At an all-committees meeting of the county commission last week, Bates told commissioners that if the 16-cent increase (from $1.62 to $1.78 per $100 of assessed value) recommended by the county budget committee on June 30 is not passed county government could face some hard decisions before the end of the budget year.
"If we don't increase the revenue this year, more than likely you're going to start having to borrow money in order to just meet payroll," Bates said. "That is not a position that DeKalb County has ever been in, and it is not one the county wants to be in."
Fourth District Commissioner and Budget Committee Chairman Wayne Cantrell said he felt that the increase was inevitable.
"I figured this thing up on a $100,000 house, which is the average home in DeKalb County," Cantrell said. "It will raise it three dollars per month if we pass this sixteen cents. This will be enough to get us through all our terms on here and probably even further. People are going to rag you about raising taxes, sure. But they're going to rag you a lot more if you go back in the community and tell them we've had to borrow money to run the county on. If we don't pass the sixteen cents, and do eight or nine or ten cents instead, we'll be right back up here next year doing it again. Nobody wants to be nickeled and dimed to death on this tax rate. So we're going to have to do something. Either that or we're going to look like idiots borrowing money to run the county government on."
Bates said many factors led to the need for the increase.
"This budget is approximately a $41 million budget," he shared. "For the last couple of years the county has been going into cash in the general fund.
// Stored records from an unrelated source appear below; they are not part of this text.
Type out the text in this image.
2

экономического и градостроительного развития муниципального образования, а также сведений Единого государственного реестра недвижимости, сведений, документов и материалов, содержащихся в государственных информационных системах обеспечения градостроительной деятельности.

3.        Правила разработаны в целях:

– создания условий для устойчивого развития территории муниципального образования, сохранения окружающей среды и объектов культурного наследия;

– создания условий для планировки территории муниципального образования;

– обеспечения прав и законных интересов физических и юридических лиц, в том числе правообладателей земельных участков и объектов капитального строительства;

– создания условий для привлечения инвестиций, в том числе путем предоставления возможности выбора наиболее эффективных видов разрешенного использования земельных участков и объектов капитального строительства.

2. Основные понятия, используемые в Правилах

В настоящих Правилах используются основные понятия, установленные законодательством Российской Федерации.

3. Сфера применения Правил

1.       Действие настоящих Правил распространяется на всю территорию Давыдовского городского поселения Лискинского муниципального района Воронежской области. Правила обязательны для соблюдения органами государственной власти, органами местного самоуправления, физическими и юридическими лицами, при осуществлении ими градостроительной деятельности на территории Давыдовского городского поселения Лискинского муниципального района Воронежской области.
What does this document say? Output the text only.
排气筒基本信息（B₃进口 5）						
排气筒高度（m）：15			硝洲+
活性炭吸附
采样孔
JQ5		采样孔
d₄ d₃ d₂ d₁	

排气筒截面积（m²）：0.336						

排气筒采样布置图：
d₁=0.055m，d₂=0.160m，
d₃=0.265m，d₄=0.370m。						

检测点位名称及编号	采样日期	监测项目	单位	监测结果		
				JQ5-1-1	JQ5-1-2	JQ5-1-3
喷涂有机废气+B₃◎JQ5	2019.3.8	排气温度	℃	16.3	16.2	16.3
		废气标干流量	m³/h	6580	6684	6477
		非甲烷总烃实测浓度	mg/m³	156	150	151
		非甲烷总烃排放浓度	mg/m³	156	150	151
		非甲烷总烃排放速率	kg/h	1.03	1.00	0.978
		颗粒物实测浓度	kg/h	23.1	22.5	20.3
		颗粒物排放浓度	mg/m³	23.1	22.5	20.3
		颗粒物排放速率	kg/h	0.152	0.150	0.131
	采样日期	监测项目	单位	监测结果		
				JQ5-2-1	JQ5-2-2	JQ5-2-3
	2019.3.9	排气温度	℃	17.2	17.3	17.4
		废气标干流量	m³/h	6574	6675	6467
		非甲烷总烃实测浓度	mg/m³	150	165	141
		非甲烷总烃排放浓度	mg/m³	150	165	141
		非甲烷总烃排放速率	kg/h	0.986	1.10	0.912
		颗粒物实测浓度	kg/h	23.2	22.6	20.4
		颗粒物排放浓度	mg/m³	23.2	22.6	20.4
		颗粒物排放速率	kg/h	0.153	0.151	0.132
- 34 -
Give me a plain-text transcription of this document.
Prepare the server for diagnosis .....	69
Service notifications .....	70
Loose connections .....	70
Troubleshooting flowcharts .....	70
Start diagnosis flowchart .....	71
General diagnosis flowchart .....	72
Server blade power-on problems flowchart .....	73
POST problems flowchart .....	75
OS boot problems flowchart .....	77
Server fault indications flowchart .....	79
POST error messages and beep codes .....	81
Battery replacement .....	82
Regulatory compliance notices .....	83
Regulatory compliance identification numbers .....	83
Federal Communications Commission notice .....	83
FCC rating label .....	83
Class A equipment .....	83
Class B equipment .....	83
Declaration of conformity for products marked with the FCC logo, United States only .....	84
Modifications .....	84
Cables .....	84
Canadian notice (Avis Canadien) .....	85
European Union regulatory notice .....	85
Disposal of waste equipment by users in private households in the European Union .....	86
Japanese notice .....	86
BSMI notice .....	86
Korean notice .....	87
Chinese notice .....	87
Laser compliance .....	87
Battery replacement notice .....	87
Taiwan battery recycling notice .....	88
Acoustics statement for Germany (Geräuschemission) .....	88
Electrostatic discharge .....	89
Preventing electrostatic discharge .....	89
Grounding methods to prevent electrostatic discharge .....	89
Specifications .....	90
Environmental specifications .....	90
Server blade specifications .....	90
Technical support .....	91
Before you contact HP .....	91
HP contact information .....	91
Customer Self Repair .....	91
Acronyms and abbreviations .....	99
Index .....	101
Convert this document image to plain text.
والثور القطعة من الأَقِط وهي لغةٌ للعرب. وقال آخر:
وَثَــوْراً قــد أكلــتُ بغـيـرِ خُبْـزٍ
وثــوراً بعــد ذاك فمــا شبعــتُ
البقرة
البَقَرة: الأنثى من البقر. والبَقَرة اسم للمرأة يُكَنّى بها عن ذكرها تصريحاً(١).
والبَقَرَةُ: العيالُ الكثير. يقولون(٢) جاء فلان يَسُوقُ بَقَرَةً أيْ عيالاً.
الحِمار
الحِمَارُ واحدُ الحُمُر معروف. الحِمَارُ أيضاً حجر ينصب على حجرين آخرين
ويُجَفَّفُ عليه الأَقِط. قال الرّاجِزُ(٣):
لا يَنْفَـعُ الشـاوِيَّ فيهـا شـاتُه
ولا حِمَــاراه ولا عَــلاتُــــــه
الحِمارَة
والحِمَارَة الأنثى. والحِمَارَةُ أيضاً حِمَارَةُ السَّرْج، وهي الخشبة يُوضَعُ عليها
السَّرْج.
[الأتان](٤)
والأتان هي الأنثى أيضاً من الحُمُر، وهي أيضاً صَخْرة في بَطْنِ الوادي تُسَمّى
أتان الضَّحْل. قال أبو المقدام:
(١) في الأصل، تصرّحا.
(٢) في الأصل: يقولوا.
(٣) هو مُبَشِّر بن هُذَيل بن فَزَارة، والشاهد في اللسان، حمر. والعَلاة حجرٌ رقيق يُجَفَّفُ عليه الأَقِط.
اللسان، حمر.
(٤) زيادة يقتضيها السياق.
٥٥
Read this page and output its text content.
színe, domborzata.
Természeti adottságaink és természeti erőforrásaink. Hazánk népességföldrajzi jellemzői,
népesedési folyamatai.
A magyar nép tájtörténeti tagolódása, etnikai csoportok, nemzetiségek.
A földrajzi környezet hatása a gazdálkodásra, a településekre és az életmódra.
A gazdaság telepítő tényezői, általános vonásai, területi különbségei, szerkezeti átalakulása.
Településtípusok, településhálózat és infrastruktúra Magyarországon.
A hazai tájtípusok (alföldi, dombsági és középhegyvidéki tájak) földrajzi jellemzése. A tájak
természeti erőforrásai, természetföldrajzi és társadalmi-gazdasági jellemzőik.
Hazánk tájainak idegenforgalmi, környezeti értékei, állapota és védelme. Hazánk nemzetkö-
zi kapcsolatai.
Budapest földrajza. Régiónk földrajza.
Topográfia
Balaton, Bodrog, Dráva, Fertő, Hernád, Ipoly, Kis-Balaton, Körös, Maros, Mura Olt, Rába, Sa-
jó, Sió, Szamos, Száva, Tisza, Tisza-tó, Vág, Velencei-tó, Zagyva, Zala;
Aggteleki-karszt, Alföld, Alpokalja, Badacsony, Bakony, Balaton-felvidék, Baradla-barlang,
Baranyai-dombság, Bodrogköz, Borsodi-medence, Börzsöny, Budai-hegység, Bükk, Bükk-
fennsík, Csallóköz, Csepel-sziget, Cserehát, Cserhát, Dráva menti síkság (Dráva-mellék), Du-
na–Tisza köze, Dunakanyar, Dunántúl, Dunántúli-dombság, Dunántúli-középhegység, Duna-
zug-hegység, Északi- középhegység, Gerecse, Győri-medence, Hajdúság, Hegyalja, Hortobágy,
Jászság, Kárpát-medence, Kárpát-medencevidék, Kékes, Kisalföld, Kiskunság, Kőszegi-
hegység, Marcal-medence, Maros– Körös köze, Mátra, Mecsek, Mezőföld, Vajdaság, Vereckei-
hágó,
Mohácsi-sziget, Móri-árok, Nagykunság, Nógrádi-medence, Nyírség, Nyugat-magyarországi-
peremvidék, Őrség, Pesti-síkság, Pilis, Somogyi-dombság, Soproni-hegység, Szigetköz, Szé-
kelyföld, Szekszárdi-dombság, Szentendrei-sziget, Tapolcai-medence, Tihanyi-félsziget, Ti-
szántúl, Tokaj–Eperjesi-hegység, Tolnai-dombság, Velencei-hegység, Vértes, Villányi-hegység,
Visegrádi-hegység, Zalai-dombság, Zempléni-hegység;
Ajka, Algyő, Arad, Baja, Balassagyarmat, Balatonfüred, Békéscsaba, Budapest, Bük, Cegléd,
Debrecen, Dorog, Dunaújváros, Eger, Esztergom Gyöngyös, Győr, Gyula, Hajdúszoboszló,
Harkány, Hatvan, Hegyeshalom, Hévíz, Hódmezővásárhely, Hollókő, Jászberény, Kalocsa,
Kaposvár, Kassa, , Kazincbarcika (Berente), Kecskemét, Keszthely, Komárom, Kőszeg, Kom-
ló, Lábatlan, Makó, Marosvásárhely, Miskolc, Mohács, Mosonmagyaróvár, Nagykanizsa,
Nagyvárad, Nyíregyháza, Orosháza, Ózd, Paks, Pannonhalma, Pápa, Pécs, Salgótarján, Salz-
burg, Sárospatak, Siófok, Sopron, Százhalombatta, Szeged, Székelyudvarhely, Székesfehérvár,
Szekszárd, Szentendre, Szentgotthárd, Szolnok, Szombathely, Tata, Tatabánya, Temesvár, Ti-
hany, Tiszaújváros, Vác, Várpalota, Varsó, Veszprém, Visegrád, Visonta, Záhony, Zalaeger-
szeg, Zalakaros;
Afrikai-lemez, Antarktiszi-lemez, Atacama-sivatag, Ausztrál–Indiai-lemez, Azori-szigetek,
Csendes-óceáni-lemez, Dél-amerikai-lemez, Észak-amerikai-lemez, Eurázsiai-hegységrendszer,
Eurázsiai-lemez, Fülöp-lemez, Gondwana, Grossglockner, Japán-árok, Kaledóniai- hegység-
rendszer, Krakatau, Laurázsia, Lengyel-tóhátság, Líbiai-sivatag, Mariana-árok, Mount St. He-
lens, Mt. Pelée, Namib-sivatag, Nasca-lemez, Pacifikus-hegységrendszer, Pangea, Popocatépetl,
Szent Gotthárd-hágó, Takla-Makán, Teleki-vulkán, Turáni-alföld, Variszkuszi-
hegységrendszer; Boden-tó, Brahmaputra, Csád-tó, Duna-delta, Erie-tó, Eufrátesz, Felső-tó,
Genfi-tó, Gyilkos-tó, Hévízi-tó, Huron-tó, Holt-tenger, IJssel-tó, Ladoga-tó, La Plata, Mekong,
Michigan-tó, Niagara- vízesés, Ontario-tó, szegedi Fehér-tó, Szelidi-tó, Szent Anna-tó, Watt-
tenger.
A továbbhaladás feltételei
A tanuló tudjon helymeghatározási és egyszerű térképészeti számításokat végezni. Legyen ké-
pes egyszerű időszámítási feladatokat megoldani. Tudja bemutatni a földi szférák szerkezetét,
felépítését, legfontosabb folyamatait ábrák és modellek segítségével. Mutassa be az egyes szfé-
One of the biggest factors was loss of interest income. There was a time when the county trustees were earning three percent on the county's money. Now they're earning four tenths of one percent. That is just like having a tax cut. Then when the financial crisis happened assessed values went down in the county, which is also like having a tax cut. With the Affordable Health Care Act coming on, it was just time to do something, and this was the year it had to happen. There is not really anything in this budget document that stands out any differently than it was last year. Last year the county approved a budget going into cash by almost $800,000. The books aren't closed yet, but we do feel like we probably went into cash. We're pretty confident that we went into cash by at least $250,000."
The proposed 16-cent increase would place 94 cents of the $1.78 collected in the County General Fund, a 12-cent increase, 57 cents in General Purpose Schools, an increase of two cents, twelve cents would go toward debt service, the county highway department would get 4 cents, an increase of of one cent, and 11 cents would go into capital projects, also a one-cent increase.
A public notice will be published today in the Review, and a public hearing is set for July 27 at 5:30 p.m. at the courthouse. The regular monthly meeting of the commission will follow, and the budget will go up for a vote.